Personal information
- Born: September 9, 1974 (age 51) Del Mar, California, U.S.
- Listed height: 6 ft 4 in (1.93 m)
- Listed weight: 249 lb (113 kg)

Career information
- High school: Torrey Pines (San Diego, California)
- College: USC
- NFL draft: 1997: 2nd round, 38th overall pick

Career history
- Chicago Bears (1997–2000); St. Louis Rams (2001)*; Pittsburgh Steelers (2002);
- * Offseason and/or practice squad member only

Awards and highlights
- Second-team All-Pac-10 (1996);

Career NFL statistics
- Receptions: 30
- Receiving yards: 281
- Receiving touchdowns: 2
- Stats at Pro Football Reference

= John Allred (American football) =

American football player (born 1974)

John Charles Allred (born September 9, 1974) is an American former professional football player who was a tight end who played in the National Football League (NFL) from 1997 to 2002. He played college football for the USC Trojans. Allred was selected by the Chicago Bears in the second round of the 1997 NFL draft (38th overall), and also played for the Pittsburgh Steelers.

==Early life==
Born in Del Mar, California, Allred graduated from Torrey Pines High School in 1992. As a high school senior Allred was the defensive player of the year in the Palomar League and a Los Angeles Times first-team tight end, and Torrey Pines was 9–3 in the 1991 season including an eight-game winning streak.
Allred is now the receiver coach at San Clemente High School.

==College career==
He played college football at the University of Southern California from 1993 to 1996 after redshirting 1992. At USC, Allred majored in history.
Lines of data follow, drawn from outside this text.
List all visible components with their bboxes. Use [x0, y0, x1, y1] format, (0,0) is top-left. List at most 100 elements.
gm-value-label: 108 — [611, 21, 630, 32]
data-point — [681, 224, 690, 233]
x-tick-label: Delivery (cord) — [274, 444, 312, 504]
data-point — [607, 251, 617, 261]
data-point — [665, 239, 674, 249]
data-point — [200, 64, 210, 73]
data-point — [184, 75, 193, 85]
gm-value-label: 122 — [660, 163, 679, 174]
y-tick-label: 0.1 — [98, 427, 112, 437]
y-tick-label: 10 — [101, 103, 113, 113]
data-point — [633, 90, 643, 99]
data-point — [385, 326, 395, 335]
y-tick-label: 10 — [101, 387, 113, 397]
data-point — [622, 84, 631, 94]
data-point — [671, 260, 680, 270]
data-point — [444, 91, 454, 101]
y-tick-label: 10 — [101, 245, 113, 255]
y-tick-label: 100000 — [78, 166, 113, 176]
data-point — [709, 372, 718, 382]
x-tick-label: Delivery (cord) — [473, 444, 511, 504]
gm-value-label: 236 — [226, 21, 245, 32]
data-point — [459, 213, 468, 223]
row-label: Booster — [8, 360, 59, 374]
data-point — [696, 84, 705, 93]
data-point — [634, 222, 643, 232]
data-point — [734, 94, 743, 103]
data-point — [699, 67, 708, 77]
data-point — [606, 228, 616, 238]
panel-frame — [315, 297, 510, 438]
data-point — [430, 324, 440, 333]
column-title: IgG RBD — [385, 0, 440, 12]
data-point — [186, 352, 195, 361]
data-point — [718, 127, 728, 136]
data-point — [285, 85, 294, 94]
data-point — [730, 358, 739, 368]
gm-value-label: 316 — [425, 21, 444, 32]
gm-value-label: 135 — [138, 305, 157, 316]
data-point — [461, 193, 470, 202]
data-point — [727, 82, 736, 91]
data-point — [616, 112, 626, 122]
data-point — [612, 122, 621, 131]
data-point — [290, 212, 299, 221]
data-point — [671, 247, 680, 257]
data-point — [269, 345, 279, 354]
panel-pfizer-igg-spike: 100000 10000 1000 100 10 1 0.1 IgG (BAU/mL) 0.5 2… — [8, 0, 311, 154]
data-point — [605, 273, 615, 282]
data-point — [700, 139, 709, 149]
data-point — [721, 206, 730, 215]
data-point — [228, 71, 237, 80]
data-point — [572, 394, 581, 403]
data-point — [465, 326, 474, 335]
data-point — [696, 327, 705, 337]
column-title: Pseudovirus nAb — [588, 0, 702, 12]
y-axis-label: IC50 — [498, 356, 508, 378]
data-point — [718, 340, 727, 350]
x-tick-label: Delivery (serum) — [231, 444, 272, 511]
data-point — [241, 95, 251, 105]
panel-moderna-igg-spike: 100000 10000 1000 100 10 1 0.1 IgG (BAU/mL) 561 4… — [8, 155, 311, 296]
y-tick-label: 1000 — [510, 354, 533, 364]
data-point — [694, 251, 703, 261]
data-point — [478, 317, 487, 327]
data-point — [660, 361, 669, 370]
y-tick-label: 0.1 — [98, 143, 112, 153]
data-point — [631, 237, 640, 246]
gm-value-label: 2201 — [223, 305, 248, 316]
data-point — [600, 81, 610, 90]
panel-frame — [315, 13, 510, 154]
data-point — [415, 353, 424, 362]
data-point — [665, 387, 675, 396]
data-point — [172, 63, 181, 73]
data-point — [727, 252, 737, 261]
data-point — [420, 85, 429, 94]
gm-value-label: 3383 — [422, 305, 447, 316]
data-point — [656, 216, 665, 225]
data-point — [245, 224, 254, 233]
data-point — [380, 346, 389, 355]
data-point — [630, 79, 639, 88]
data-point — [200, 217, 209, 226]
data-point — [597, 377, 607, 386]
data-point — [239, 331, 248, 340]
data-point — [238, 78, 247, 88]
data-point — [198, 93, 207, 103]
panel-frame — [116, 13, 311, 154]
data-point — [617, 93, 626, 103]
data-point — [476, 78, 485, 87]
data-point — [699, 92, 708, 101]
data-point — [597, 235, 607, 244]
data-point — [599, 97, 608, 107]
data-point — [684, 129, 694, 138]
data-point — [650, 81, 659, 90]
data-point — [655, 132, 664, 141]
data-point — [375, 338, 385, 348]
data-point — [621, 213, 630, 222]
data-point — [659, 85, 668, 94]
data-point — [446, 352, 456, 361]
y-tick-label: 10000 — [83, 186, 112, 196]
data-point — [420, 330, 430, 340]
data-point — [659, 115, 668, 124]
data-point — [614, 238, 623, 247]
In 1993 and 1994, Allred played on special teams. He caught 6 passes for 70 yards in 1995. In his senior season, Allred became the starting tight end.

==Professional career==
Allred played for the Chicago Bears between 1997 and 2000 and for the Pittsburgh Steelers in 2002.

==Personal==
Allred's older sister, Linda, is married to the NFL's John Lynch.